Notre pression lors de la séance précédente a porté ses fruits: on vient d'installer une sono! La publicité des débats n'est plus une fiction!
La séance commence par de nouvelles déclarations "parties civiles". Le procureur dénonce que M. Garet, experte du service public fédéral, a été agressé et menacé dans les toilettes du Palais de Justice. Il promet la taule pour l'indélicat s'il venait à être identifié (LM 17/2).
On commence alors l'interrogation de M. Jeusette, qui cumulait deux fonctions légales jusqu'à sa prépension récente: conseiller en prévention pour les usines de Liège de Cockerill Sambre et dirigeant du Service Interne de Prévention et de Protection (SIPP) pour Arcelor Liège et Charleroi. Il trouve que son service SIPP avait l'encadrement suffisant, comparable à la structure chez Sidmar, par ex.
On lui demande si son service a été invité à l'ouverture du chantier. Question parfaitement stérile puisqu'il n'y avait aucune obligation d'inviter le SIPP. S'il n'y avait pas obligation, on a difficile de s'imaginer quelle intervention du SIPP aurait pu être essentielle pour éviter la cata. Sauf celle d'exiger l'application partout de la consignation unique. Ce que le SIPP n'a pas fait; que du contraire, puisque ce service a menti sur la généralisation de la consignation dans tout le bassin.
M. Jeusette brouille les pistes entre consignation (une procédure contraignante et formalisée) et ce qu'il appelle les 6 règles d'or (une série de principes gégénarux comm par ex.: couper toutes les énergies; délimiter la zone de travail).

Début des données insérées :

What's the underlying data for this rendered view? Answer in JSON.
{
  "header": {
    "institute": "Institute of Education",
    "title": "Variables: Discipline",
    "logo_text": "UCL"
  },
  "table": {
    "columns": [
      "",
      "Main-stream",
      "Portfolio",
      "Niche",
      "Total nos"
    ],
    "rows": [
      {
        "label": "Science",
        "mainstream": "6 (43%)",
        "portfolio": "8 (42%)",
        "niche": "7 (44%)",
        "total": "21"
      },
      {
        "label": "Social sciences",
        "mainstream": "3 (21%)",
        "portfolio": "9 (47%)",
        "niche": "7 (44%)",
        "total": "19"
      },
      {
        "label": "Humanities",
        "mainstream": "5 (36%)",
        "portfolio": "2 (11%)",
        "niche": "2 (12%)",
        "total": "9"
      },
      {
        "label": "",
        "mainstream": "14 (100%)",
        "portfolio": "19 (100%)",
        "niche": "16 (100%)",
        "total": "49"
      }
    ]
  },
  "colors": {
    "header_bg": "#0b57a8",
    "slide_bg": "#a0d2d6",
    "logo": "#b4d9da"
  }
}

S'il fallait le croire, la consignation, c'est les 6 règles d'or avec un peu de papier autour.
N'aurait-il pas compris qu'on a dû passer à une consignation formalisée parce qu'il y avait trop de floches avec ces 6 règles? Qu'il explique pourquoi ses six règles n'ont pas été respectés! Est-ce que les deux contremaîtres qui se sont disputés pour signer un bête permis de feu, ou n'importe qui d'autre dans la ligne hiérarchique, auraient pris le risque de travailler sous gaz s'ils avaient dû signer un bon vert pour commencer les travaux? La consignation, ce n'est pas les 6 règles avec un peu de paperasses! C'est la sécurité élémentaire dans une entreprise qui passe aux nouvelles organisations du travail, avec la suppression des hommes de métier et la mise en place d'intervenants occasionnels qui ne maîtrisent plus les tenants et les aboutissants d'une situation.
M. Jeusette a néanmoins dû reconnaître qu'avec une consignation on aurait pu éviter l'accident. "Si la procédure de consignation, qui n'est pas appliquée en tant que telle à la cokerie, avait été respectée, l'accident du 22/10 aurait pu être évité, même si l'on n'est pas à l'abri d'une soudaine arrivée de gaz" (LM 17/2/04). Cette "soudaine arrivée de gaz" est une restriction ridicule. Pourquoi une vanne fermée laisserait repasser brusquement du gaz si on a contrôlé que c'est de l'azote qui est dans les conduites? Et M. Jeusette ne cite qu'une de ses fameuses six règles. Si on avait fait une consignation dans les règles, on n'aurait pas fait des essais avec du gaz ternaire (un mélange gaz naturel + air) au moment où l'on posait le plein joint; et si on avait délimité la zone on n'y aurait pas amené des jeunes en formation, et on aurait fortement limité le nombre de blessés.
Jeusette a parlé des 6 années sans accidents mortels, début des années 90. Trouve-t-il normal, en tant que responsable de la sécurité, n'avoir aucune hypothèse plausible sur la série d'accidentés mortels qui ont suivi l'arrivée d'Usinor en 98, puis Arcelor, en 2001? La seule chose qu'il sait est qu'il n'y a aucun lien entre les plans de restructuration H2000 et Delta et cette série lugubre! Sur base de quoi peut-il dire ça?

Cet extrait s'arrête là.